Quand le mâle ressent le besoin de se reproduire, il part à la recherche d'une femelle. Il se dirige d'abord vers la cloche de plongée de Madame, mais la poursuit directement dans l'eau dans une sorte de danse nuptiale. Pendant la parade, il teste l'intérêt de sa belle. Si elle l'apprécie, elle l'invite dans sa bulle, où le mâle lui transmet son sperme. Il est ensuite chassé, comme c'est le cas chez les autres araignées. 

Maintenant que ses œufs sont fécondés, la femelle commence à construire une maternité – qui consiste en un étage supplémentaire au sein de sa bulle d'air. Elle produit une sorte de cocon qui contient 50 à 100 œufs et conserve l'ensemble au niveau supérieur de son refuge. Pendant 3 à 4 semaines, elle défend ses futurs petits et leur fournit régulièrement de l'air frais.

Quand les petites araignées sont formées, elles déchirent le cocon pour en sortir. Elles restent encore quelques semaines chez Maman, jusqu'à leur quatrième mue. À ce moment, elles sont prêtes à construire leur propre nid et à s'approvisionner seules en oxygène.

Relation avec l'homme

Comme l'argyronète a un style de vie unique, les amoureux de la nature la connaissent bien. On pourrait donc penser que cette petite araignée se retrouve partout, mais rien n'est moins vrai. Il s'agit d'une espèce assez rare dans notre pays et les observations sont limitées. Ses effectifs et la répartition exacte de ses populations tiennent de la devinette, car elle vit cachée.
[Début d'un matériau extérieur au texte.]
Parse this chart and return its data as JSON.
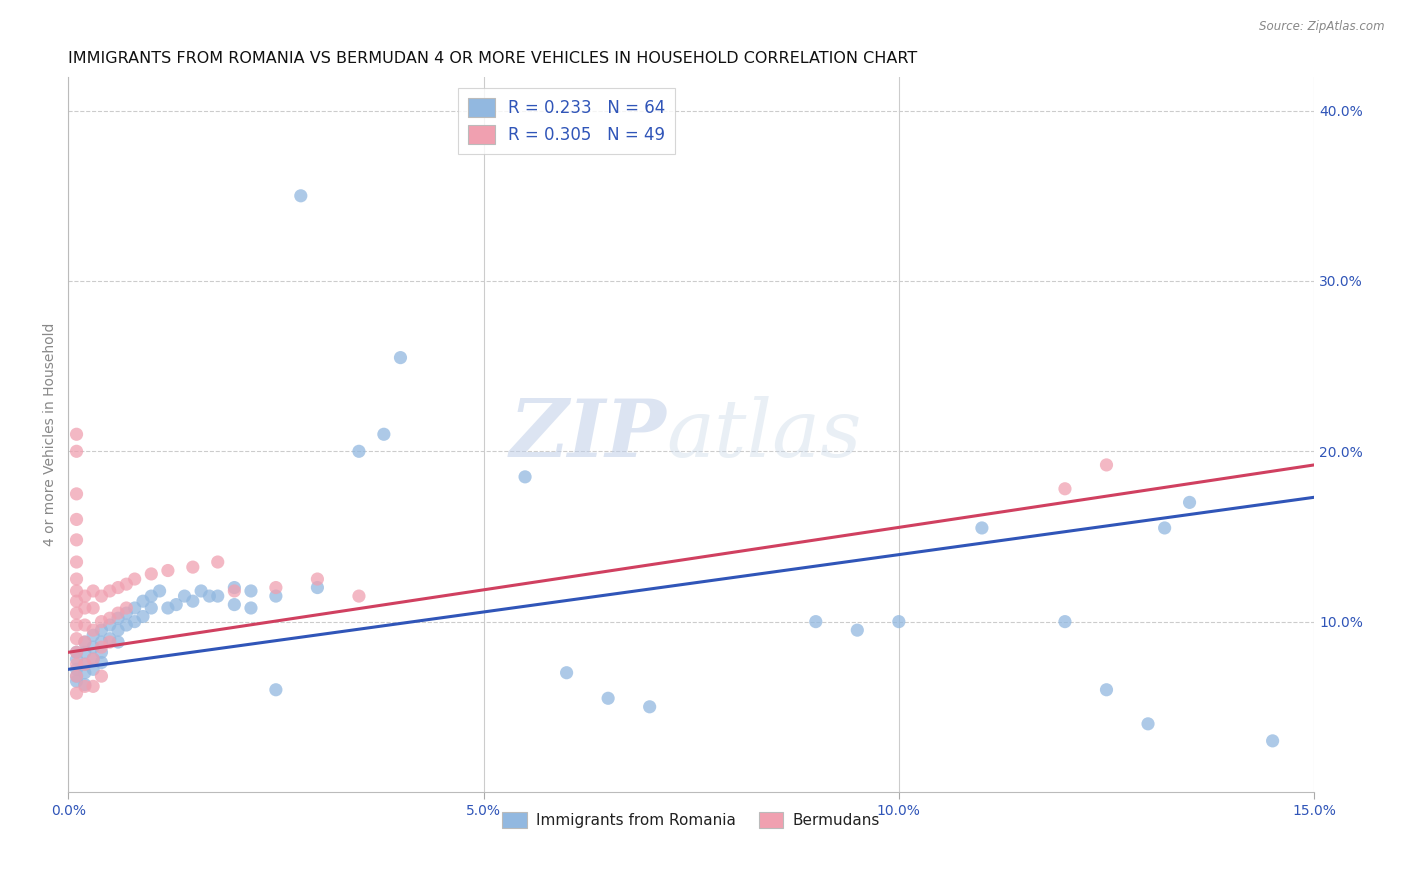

Pendant longtemps, cette araignée a été un spécimen populaire en aquarium. Sa bulle d'air argentée et son style de vie si particulier en font un animal hors du commun. En Belgique, la capture des animaux rares et vulnérables est interdite – heureusement d'ailleurs. En tant que prédateur, l'argyronète joue un rôle prépondérant dans le cycle de la nature, car elle limite par exemple les populations de moustiques. 

Pour un animal si petit, le venin de l'argyronète est puissant ; elle l'utilise pour capturer ses plus grosses proies. Ce poison est inoffensif pour l'homme, mais une morsure peut tout de même être douloureuse ; elle est comparable à une piqûre de guêpe, mais se produit sous l'eau.

Saviez-vous que...

  • l'argyronète était la seule araignée à passer toute sa vie sous l'eau ?
  • les mâles étaient plus grands que les femelles ? Cette particularité est certainement due au fait que les femelles accueillent aussi leurs petits dans leur bulle d'air – et sont donc obligées de prendre moins de place.
  • l'argyronète avait développé différentes techniques de chasse ? Les mâles chassent activement, tandis que les femelles attendent patiemment leurs proies.